Prier le monde nous rend responsable de sa création. L’entrée en Israël des bene Israël devaient les amener à s’occuper du monde et de sa création à travers la prière et les mitsvot.
2- Tsitsith et mitsvot :
Le port des Tsitsith englobe toutes les mitsvot : « Ce sera pour vous un tsitsith, vous le verrez, vous vous souviendrez de toutes les mitsvot de Hachem, vous les ferez, et vous ne vous égarerez pas derrière votre cœur et derrière vos yeux, après lesquels vous vous prostituez » (chelah leha, 15, 39)
Selon le Ramban, les tsistsith sont un rempart contre l’oubli des mitsvot.

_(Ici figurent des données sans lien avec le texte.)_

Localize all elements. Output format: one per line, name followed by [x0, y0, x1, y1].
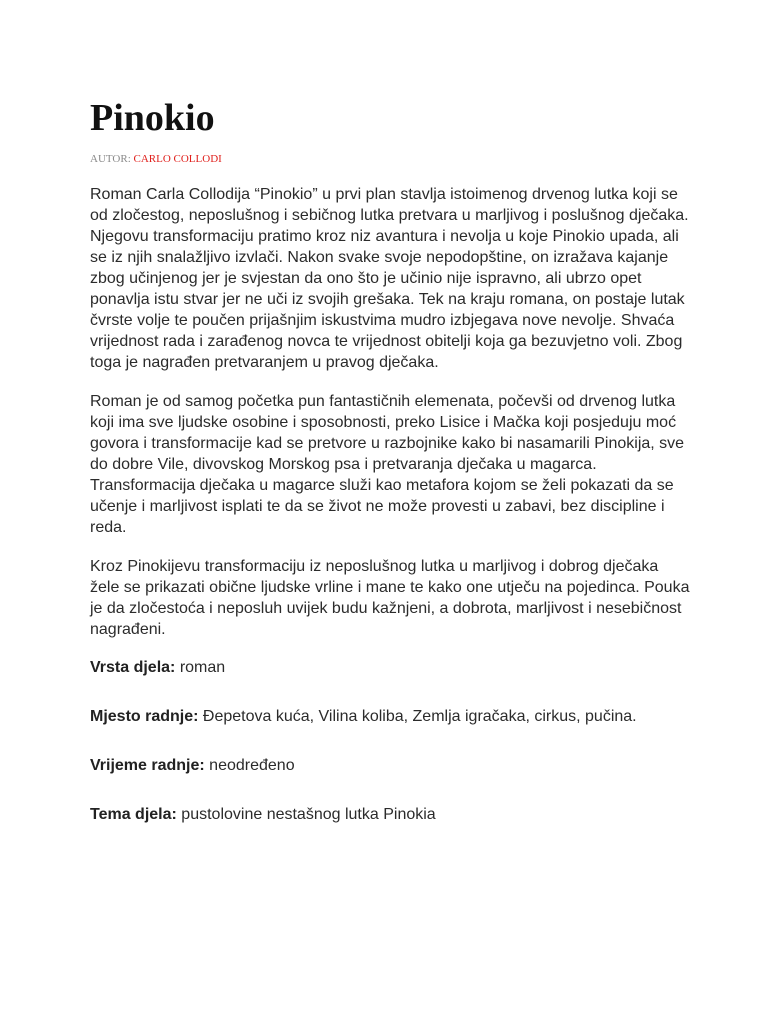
paragraph: Roman je od samog početka pun fantastičnih elemenata, počevši od drvenog lutka koji ima sve ljudske osobine i sposobnosti, preko Lisice i Mačka koji posjeduju moć govora i transformacije kad se pretvore u razbojnike kako bi nasamarili Pinokija, sve do dobre Vile, divovskog Morskog psa i pretvaranja dječaka u magarca. Transformacija dječaka u magarce služi kao metafora kojom se želi pokazati da se učenje i marljivost isplati te da se život ne može provesti u zabavi, bez discipline i reda. [90, 393, 685, 536]
fact-label: Tema djela: [90, 806, 177, 823]
fact-label: Vrijeme radnje: [90, 757, 205, 774]
page-title: Pinokio [90, 97, 215, 139]
fact-label: Mjesto radnje: [90, 708, 199, 725]
paragraph: Kroz Pinokijevu transformaciju iz neposlušnog lutka u marljivog i dobrog dječaka žele se prikazati obične ljudske vrline i mane te kako one utječu na pojedinca. Pouka je da zločestoća i neposluh uvijek budu kažnjeni, a dobrota, marljivost i nesebičnost nagrađeni. [90, 558, 690, 638]
fact-value: roman [179, 659, 226, 676]
fact-genre [90, 657, 690, 678]
author-line [90, 152, 690, 166]
fact-setting [90, 706, 690, 727]
author-label: AUTOR: [90, 153, 131, 165]
author-link[interactable]: CARLO COLLODI [133, 153, 222, 165]
fact-value: Đepetova kuća, Vilina koliba, Zemlja igračaka, cirkus, pučina. [202, 708, 637, 725]
article [90, 96, 690, 825]
fact-time [90, 755, 690, 776]
fact-label: Vrsta djela: [90, 659, 176, 676]
fact-value: neodređeno [209, 757, 295, 774]
fact-theme [90, 804, 690, 825]
fact-value: pustolovine nestašnog lutka Pinokia [181, 806, 436, 823]
paragraph: Roman Carla Collodija “Pinokio” u prvi plan stavlja istoimenog drvenog lutka koji se od zločestog, neposlušnog i sebičnog lutka pretvara u marljivog i poslušnog dječaka. Njegovu transformaciju pratimo kroz niz avantura i nevolja u koje Pinokio upada, ali se iz njih snalažljivo izvlači. Nakon svake svoje nepodopštine, on izražava kajanje zbog učinjenog jer je svjestan da ono što je učinio nije ispravno, ali ubrzo opet ponavlja istu stvar jer ne uči iz svojih grešaka. Tek na kraju romana, on postaje lutak čvrste volje te poučen prijašnjim iskustvima mudro izbjegava nove nevolje. Shvaća vrijednost rada i zarađenog novca te vrijednost obitelji koja ga bezuvjetno voli. Zbog toga je nagrađen pretvaranjem u pravog dječaka. [90, 186, 689, 371]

Selon Rachi, le chabbat englobe aussi toutes les mitsvot. Le passage relatif au ramasseur de bois qui profane chabbat est à la suite du paragraphe relatif à l’idolâtrie. Transgresser chabbat a un lien avec le culte idolâtre parce cela signifie le reniement de son potentiel de pouvoir créateur. Il s’agirait de penser le monde en dehors de chabbat, sans son pouvoir créateur, sans sa responsabilité dans le monde. Le ramasseur de bois a profané chabbat car il était en exil, loin de D. Il est sorti de l’alliance. Il est l’exemple de celui qui refuse ce lien d’intimité avec D. Cet exil représente le silence de D. qui vient à la suite des paroles négatives des explorateurs. Il est à l’image de l’exil d’Adam et Hava qui surgit après la parole négative du serpent et qui remet en compte le pouvoir illimité de D. et le pouvoir créateur second de l’homme.
Cette terre promise à Avraham est celle du pouvoir créateur de D. En exil, dans le désert, cette idée de D. ne peut émerger. Sans pouvoir créateur, il n’y a plus de chabbat, il n’y a plus de mitsvot, il y a l’errance et la mort. Le nombre des explorateurs qui parlèrent contre la terre fut de dix. La tradition relie ce nombre au quorum des hommes lors de la prière, le minyan.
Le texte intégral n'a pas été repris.